Currently, the only way space weather experts can predict when a major solar storm will occur is by tracking the path of sunspots.

“If you watch a sunspot orbiting the sun, which we call an ‘active region,’ you’re going to see that sunspot, and it’s going to be facing Earth in a couple of days,” Dr. McDowell said in May. “So if it burps, we could be in trouble.”

“So there is a certain level of prediction possible. We are working on improving that,” he added.

What is the solar cycle?

The Sun is a huge ball of hot, electrically charged gas that moves, generating a powerful magnetic field.

This magnetic field undergoes a cycle called the solar cycle.

Every 11 years or so, the Sun's magnetic field completely flips, meaning the Sun's north and south poles swap places.

The solar cycle affects activity on the Sun's surface, such as sunspots caused by the Sun's magnetic fields.

Every 11 years, the Sun's magnetic field flips, meaning the Sun's north and south poles switch places. The solar cycle affects activity on the Sun's surface, increasing the number of sunspots during its strongest phase (2001) compared to its weakest phase (1996/2006).

One way to track the solar cycle is by counting the number of sunspots.

The solar cycle begins with a solar minimum, or when the number of sunspots on the Sun is at its lowest.
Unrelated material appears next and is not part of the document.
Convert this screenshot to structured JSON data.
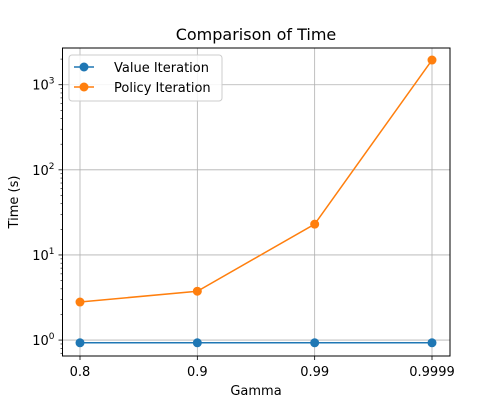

Over time, solar activity — and the number of sunspots — increases.

The middle of the solar cycle is the maximum of solar activity, or when the Sun has the greatest number of sunspots.

When the cycle ends, it fades back to a minimum of solar activity and then a new cycle begins.

Giant explosions on the Sun, such as solar flares and coronal mass ejections, also increase during the solar cycle.

These explosions send powerful jets of energy and material into space that can have effects on Earth.

For example, volcanic eruptions can cause lights to appear in the sky, called aurora borealis, or affect radio communications and power grids on Earth.